Canadian Forest Service Publications
Tranosema rostrale ichnovirus repeat element genes display distinct transcriptional patterns in caterpillar and wasp hosts. 2009. Rasoolizadeh, A.; Béliveau, C.; Stewart, D.; Cloutier, C.; Cusson, M. Journal of General Virology 90: 1505-1514.
Available from: Laurentian Forestry Centre
Catalog ID: 29548
CFS Availability: PDF (request by e-mail)

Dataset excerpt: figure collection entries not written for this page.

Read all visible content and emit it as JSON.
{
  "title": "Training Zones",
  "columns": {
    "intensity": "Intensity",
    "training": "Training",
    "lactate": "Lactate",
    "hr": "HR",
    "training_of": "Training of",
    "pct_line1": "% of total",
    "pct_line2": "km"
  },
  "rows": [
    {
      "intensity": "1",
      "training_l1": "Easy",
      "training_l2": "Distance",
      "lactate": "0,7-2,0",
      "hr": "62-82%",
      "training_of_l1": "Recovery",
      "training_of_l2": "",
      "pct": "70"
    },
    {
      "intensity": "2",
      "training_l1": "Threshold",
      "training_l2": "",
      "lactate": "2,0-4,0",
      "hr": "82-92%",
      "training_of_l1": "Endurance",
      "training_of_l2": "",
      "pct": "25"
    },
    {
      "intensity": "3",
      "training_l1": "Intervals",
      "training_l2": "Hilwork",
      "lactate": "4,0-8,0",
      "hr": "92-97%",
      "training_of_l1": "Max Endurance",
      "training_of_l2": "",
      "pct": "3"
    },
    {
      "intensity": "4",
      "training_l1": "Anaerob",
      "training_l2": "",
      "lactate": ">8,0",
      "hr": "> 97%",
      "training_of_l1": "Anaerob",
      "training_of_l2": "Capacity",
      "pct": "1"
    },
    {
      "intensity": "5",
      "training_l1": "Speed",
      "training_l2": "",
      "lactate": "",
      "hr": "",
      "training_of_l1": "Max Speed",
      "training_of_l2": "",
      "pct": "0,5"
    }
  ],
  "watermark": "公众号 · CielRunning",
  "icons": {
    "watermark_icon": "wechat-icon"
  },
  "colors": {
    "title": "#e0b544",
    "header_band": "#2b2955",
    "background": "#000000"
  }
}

The endoparasitic wasp Tranosema rostrale transmits an ichnovirus to its lepidopteran host, Choristoneura fumiferana, during parasitization. As shown for other ichnoviruses, the segmented dsDNA genome of the T. rostrale ichnovirus (TrIV) features several multi-gene families, including the repeat element (rep) family, whose products display no known similarity to non-ichnovirus proteins, except for a homologue encoded by the genome of the Helicoverpa armigera granulovirus; their functions remain unknown. This study applied linear regression of efficiency analysis to real-time PCR quantification of transcript abundance for all 17 TrIV rep open reading frames (ORFs) in parasitized and virus-injected C. fumiferana larvae, as well as in T. rostrale ovaries and head–thorax complexes. Although transcripts were detected for most rep ORFs in infected caterpillars, two of them clearly outnumbered the others in whole larvae, with a tendency for levels to drop over time after infection. The genome segments bearing the three most highly expressed rep genes in parasitized caterpillars were present in higher proportions than other repbearing genome segments in TrIV DNA, suggesting a possible role for gene dosage in the regulation of transcription level. TrIV rep genes also showed important differences in the relative abundance of their transcripts in specific tissues (cuticular epithelium, the fat body, haemocytes and the midgut), implying tissue-specific roles for individual members of this gene family. Significantly, no rep transcripts were detected in T. rostrale head–thorax complexes, whereas some were abundant in ovaries. There, the transcription pattern was completely different from that observed in infected caterpillars, suggesting that some rep genes have wasp-specific functions.